(ii) CROWN PENSIONERS
Leaving the chronicles, and turning to state records, we find that the sick, impotent and leprous were recipients of royal favour. An early grant of maintenance was p099 made in 1235 to Helen, a blind woman of Faversham whom Henry III caused to be received as a sister at Ospringe hospital. Similar grants were made from time to time to faithful retainers, veteran soldiers or converted Jews (who were the king’s wards).
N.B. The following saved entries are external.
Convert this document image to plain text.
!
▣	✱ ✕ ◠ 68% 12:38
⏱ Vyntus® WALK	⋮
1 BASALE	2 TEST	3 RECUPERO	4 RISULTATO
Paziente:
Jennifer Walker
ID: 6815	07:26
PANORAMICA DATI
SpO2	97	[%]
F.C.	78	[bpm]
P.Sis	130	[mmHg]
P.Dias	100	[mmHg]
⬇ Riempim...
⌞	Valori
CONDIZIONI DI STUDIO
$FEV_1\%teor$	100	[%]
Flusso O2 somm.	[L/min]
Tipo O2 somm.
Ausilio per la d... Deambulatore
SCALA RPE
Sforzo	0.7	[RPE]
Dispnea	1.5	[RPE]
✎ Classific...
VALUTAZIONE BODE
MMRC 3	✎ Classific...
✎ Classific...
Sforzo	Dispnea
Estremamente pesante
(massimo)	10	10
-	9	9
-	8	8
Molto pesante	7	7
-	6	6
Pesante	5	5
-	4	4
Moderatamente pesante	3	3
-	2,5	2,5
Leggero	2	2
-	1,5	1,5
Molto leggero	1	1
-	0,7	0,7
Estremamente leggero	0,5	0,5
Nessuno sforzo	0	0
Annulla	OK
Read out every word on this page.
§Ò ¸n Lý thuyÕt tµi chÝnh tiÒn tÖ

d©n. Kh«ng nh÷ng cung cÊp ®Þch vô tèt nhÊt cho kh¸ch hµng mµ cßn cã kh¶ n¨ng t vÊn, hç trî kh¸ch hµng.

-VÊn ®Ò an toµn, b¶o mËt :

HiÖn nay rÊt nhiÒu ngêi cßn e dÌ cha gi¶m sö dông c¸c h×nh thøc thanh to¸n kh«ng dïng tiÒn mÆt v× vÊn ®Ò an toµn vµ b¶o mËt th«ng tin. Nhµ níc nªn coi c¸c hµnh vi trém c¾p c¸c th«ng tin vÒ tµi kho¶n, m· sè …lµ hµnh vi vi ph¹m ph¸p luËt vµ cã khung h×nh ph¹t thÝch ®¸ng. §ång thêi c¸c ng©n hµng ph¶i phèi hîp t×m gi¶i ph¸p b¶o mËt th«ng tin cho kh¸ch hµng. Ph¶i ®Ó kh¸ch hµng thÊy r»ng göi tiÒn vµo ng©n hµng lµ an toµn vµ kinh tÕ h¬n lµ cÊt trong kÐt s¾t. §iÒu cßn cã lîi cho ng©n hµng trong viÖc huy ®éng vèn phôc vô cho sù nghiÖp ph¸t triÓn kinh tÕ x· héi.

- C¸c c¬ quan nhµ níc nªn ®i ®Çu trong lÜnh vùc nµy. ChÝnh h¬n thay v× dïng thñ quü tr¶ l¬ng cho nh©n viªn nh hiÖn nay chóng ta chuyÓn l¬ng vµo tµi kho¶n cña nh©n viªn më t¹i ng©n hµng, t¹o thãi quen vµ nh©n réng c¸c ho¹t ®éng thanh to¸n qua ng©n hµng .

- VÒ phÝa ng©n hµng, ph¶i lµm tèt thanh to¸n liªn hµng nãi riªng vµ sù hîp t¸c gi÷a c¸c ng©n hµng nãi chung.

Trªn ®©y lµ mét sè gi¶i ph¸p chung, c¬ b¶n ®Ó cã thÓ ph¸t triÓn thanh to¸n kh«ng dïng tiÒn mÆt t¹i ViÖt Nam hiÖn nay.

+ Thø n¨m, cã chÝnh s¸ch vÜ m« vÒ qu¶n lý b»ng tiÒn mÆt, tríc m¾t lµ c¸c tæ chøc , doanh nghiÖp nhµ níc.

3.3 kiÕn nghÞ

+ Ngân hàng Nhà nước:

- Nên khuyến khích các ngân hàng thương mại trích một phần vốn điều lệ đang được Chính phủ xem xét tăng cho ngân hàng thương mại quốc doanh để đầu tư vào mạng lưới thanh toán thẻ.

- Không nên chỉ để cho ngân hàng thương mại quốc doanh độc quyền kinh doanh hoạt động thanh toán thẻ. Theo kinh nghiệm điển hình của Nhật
Old Servants, Soldiers, etc.—The most interesting pensioners were veterans who had served in Scotland and France. The year of the battle of Bannockburn (1314), a man was sent to Brackley whose hand had been inhumanly cut off by Scotch rebels.[65] There are several instances of persons maimed in the wars who were sent for maintenance to various hospitals. One of the many grants of Richard II was made—“out of regard for Good Friday”—to an aged servant, that he should be one of the king’s thirteen poor bedemen of St. Giles’, Wilton. Another of Richard II’s retainers, a yeoman, was generously offered maintenance at Puckeshall by Henry IV.[66]
Jewish Converts.—The House of Converts was akin to a modern industrial home for destitute Jewish Christians, inmates being kept busily employed in school and workshop. During the century following the foundation of these “hospitals,” many converts are named, Eve, for instance, was received at Oxford, and Christiana in London. Usually admitted after baptism, they were enrolled under their new names. Philip had been baptized upon St. Philip and St. James’ Day, and Robert Grosseteste was possibly godson of the bishop. Converts were brought from all parts. We find John and William of Lincoln, Isabel of Bristol and her boy, p100 Isabel of Cambridge, Emma of Ipswich, etc.[67] A century later pensioners must have been immigrants, since all Jews resident in England had been expelled in 1290. A Flemish Jew, baptized at Antwerp in the presence of Edward III, was granted permission to dwell in the London institution with a life-pension of 2d. a day:—
“Inasmuch as our beloved Edward of Brussels has recently abandoned the superstitious errors of Judaism . . . and because we rejoice in Christ over his conversion, and lest he should recede from the path of truth upon which he has entered, because of poverty . . . we have granted to him a suitable home in our House of Converts.”
Theobald de Turkie, “a convert to the Catholic Faith,” was afterwards received, together with pensioners from Spain, Portugal, France, and Italy. A chamber was granted to Agnes, an orphan Jewess of tender age and destitute of friends, the child of a convert-godson of Edward II. A later inmate, of whose circumstances we would fain know more, was Elizabeth, daughter of Rabbi Moyses, called “bishop of the Jews” (1399). Converts frequently had royal sponsors. Henry V stood godfather to Henry Stratford, who lived in the Domus Conversorum from 1416–1441. There was a certain risk in being called after the sovereign, nor was it unknown for the king’s converts to change their names. As late as 1532 Katharine of Aragon and Princess Mary stood sponsor to two Jewesses.